In case it needs to be said, the “they” in question were always men. “They really didn’t pay much attention to the females,” says Sturm. “Women were not considered. You weren’t included, and you felt it.”

It was “certainly a bit of a boys’ club,” agrees Sokotch, who recalls one particular account team he was part of.

“There was a definite macho swagger to the group. We were going through a period where all the guys were having babies, and there was an unwritten rule that if your wife had a baby in middle of the night, and you didn’t show up for work the next morning, you were a real wuss,” he says, chuckling at the memory.

Of course, just because the women weren’t getting much attention on a professional level, it doesn’t mean they were ignored entirely. A male boss trying to date a female underling didn’t raise an eyebrow, much less lead to a disciplinary hearing.

“Nobody even considered it inappropriate. In my agency there were at least 20 people who met at the agency and got married,” says Della Femina, who thinks the adoption of prohibitions on office romance counts as a turn for the worse.

“Today that wouldn’t happen, because the guy would be afraid he was going to get into trouble,” he says. “It’s really made it tougher for people to meet, because there’s this barrier that says we have to be politically correct.”

Fun to Funds

For the record, not everybody remembers the workplace being as libertinist, or as male-dominated, as “Mad Men” depicts.

To ad-business giant Allen Rosenshine, the former CEO and chairman (now chairman emeritus) of BBDO, the show is “a total fabrication.”

“I won’t deny that there was drinking, but it was never like that,” he says. “And if anybody talked to women the way these goons do, they’d have been out on their ass.”

Even Rosenshine, though, agrees with something echoed by everyone @Work spoke to – that business “in many respects was more fun then.” To some who were there, the show depicts more than an era when it was safe to down a few Gibsons at lunch with your lobster Newburg – it depicts a time when noses weren’t pressed as hard to the grindstone.

“I think business was a lot more fun then,” says Guarini. “Now, you might say, ‘Mike, you’re talking about sex and drinking and big lunches, of course it was more fun,’ and that doesn’t hurt, certainly, but I think it was more fun because the business was just inherently different then.”

In the advertising world, one big difference is that in the old days business was less competitive and few agencies were publicly traded, says Sokotch. When agencies went public and an increasing number of firms started competing for shrinking slices of the pie, things became more cutthroat – and less enjoyable.

“People work harder, and accountants and Wall Street play a greater role,” he says. “It’s still a good business, but back then, man, it was a great business.”

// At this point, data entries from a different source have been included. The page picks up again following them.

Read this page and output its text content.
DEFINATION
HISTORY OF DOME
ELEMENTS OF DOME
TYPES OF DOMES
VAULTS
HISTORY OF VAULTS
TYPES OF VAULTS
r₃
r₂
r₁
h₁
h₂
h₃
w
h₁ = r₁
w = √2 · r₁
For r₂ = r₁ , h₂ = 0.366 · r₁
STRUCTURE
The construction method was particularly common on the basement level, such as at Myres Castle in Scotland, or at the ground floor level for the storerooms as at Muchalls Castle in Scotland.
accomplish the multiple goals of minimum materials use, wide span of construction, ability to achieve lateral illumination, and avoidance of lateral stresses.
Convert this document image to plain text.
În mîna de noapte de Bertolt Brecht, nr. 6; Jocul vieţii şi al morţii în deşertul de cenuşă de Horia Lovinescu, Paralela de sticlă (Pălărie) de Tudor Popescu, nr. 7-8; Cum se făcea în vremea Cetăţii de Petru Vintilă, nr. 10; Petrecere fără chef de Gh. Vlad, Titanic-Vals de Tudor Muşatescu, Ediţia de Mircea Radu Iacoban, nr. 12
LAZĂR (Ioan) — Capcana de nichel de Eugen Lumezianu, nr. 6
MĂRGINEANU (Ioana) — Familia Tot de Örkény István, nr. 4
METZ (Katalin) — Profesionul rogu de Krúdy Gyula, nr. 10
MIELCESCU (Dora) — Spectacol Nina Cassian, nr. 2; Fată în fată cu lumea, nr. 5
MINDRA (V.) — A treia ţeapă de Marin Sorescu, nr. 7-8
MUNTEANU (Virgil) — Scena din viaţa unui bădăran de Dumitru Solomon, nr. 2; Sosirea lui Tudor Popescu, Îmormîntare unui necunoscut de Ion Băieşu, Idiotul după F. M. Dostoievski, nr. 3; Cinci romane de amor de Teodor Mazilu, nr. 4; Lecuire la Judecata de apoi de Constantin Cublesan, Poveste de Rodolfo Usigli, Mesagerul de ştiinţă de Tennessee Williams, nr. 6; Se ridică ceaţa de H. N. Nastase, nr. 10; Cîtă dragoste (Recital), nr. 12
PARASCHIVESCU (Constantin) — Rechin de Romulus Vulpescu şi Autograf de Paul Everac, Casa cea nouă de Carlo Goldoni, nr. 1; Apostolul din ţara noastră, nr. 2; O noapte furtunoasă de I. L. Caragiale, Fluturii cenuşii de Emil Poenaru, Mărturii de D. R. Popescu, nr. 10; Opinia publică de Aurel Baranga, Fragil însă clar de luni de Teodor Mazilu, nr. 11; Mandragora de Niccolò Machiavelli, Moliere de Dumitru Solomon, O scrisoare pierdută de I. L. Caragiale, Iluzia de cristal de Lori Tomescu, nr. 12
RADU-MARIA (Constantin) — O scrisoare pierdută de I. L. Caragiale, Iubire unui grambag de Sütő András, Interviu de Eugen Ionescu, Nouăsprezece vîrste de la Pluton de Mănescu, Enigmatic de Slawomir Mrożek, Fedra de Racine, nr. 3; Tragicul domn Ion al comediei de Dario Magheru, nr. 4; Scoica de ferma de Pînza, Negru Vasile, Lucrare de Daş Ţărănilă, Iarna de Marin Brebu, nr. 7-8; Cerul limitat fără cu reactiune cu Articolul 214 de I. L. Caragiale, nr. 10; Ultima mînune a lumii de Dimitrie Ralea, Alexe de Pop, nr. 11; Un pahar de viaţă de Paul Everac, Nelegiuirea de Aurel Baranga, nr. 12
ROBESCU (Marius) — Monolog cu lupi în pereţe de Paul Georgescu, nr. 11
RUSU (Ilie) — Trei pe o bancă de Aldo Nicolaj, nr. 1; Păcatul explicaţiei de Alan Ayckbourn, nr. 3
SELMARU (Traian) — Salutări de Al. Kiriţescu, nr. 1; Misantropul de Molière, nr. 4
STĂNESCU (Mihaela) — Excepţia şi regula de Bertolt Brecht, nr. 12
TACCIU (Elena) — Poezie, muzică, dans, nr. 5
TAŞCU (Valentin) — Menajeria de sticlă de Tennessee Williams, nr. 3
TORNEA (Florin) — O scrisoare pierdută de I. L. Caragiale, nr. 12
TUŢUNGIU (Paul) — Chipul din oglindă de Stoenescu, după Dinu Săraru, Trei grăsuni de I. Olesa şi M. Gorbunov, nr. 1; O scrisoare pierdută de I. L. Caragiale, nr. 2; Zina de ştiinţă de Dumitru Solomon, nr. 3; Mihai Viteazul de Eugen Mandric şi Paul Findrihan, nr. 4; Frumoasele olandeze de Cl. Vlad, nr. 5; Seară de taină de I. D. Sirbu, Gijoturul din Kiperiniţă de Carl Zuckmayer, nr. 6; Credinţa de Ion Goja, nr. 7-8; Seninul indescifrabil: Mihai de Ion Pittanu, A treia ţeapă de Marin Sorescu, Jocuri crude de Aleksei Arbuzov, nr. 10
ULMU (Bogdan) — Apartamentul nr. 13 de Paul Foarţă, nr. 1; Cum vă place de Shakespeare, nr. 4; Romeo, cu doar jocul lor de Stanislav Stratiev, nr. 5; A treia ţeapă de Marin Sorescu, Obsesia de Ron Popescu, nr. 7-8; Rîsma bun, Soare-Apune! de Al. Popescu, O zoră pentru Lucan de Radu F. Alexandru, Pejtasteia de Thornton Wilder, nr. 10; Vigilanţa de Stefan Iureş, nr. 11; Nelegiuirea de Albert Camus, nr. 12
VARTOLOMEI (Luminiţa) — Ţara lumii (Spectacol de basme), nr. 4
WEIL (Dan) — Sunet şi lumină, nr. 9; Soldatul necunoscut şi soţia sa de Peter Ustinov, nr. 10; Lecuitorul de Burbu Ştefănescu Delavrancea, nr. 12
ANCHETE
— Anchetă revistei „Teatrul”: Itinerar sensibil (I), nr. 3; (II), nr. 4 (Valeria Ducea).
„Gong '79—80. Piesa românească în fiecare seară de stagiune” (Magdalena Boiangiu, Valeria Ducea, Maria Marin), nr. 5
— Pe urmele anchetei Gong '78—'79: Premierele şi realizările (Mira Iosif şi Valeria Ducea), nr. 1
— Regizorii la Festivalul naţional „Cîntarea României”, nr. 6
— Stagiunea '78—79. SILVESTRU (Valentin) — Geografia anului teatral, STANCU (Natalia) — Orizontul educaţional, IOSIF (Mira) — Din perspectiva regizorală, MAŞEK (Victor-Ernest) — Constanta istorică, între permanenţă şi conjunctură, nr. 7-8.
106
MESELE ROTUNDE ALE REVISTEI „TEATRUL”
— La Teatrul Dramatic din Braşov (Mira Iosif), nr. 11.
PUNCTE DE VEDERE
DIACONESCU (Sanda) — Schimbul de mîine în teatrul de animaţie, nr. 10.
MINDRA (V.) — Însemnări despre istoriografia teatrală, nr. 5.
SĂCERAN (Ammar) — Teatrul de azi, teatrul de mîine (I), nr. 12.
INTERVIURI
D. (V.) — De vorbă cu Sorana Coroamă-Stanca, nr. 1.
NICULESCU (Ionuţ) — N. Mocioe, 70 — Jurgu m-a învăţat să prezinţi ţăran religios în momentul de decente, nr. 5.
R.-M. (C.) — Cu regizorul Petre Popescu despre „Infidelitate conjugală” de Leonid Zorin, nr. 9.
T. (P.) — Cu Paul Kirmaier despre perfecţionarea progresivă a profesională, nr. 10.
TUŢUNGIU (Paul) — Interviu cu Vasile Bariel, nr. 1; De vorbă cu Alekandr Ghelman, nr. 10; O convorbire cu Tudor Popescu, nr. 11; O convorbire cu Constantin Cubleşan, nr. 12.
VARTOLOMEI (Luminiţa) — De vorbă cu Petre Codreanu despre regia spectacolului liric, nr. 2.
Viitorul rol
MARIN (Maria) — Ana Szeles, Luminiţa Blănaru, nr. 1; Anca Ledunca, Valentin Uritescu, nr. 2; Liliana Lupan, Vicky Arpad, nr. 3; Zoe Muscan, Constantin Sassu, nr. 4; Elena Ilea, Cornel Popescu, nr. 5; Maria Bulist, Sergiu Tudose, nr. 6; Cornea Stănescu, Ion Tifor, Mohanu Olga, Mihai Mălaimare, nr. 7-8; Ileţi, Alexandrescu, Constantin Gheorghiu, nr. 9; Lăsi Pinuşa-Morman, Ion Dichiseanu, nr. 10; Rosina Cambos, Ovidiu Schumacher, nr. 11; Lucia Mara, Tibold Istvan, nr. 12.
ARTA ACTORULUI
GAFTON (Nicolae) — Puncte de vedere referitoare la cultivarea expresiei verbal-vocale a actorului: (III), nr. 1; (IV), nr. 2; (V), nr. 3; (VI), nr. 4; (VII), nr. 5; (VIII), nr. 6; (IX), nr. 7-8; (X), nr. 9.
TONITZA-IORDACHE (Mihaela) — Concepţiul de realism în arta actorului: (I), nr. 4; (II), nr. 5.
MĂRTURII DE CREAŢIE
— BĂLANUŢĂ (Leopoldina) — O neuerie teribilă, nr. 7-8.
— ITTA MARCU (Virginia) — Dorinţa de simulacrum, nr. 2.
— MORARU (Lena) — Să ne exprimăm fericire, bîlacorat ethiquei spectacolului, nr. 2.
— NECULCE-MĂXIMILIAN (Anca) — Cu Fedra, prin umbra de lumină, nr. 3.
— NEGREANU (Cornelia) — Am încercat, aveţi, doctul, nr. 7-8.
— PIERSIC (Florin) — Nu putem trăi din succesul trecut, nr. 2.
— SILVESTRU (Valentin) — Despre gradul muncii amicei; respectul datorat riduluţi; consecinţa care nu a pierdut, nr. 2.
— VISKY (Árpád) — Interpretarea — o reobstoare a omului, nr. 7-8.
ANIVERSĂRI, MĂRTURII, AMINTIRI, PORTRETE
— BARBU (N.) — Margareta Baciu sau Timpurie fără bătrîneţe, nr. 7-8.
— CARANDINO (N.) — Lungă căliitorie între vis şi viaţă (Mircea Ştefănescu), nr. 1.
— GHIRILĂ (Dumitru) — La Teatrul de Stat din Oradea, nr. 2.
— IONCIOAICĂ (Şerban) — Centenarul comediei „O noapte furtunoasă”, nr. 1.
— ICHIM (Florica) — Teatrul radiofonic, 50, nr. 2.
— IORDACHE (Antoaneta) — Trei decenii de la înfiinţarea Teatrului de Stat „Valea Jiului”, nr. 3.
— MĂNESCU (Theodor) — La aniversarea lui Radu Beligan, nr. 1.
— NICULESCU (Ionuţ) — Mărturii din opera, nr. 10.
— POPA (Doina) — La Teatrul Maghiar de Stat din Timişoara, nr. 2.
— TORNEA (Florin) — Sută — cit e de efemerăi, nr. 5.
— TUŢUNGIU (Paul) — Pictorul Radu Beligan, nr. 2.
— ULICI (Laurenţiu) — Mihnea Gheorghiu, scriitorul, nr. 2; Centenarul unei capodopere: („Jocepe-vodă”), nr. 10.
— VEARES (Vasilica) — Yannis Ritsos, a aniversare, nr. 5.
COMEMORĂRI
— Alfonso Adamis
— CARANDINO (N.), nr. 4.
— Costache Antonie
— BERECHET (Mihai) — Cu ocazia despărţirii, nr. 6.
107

He’s echoed by Della Femina. “Investment bankers started invading the world, and it went from being a business of fun to being a business of money,” he says. “And that changes everything.”

Not that everything was great about the old-school workplace. Women and non-whites are certainly unlikely to pine for the old-boys’ club. And Della Femina is the first to acknowledge that a lot of those old-timers ended up in AA. Still, he says, it was fun while it lasted.

“All I can say about the old days,” he says, “is that I think about them every single minute.”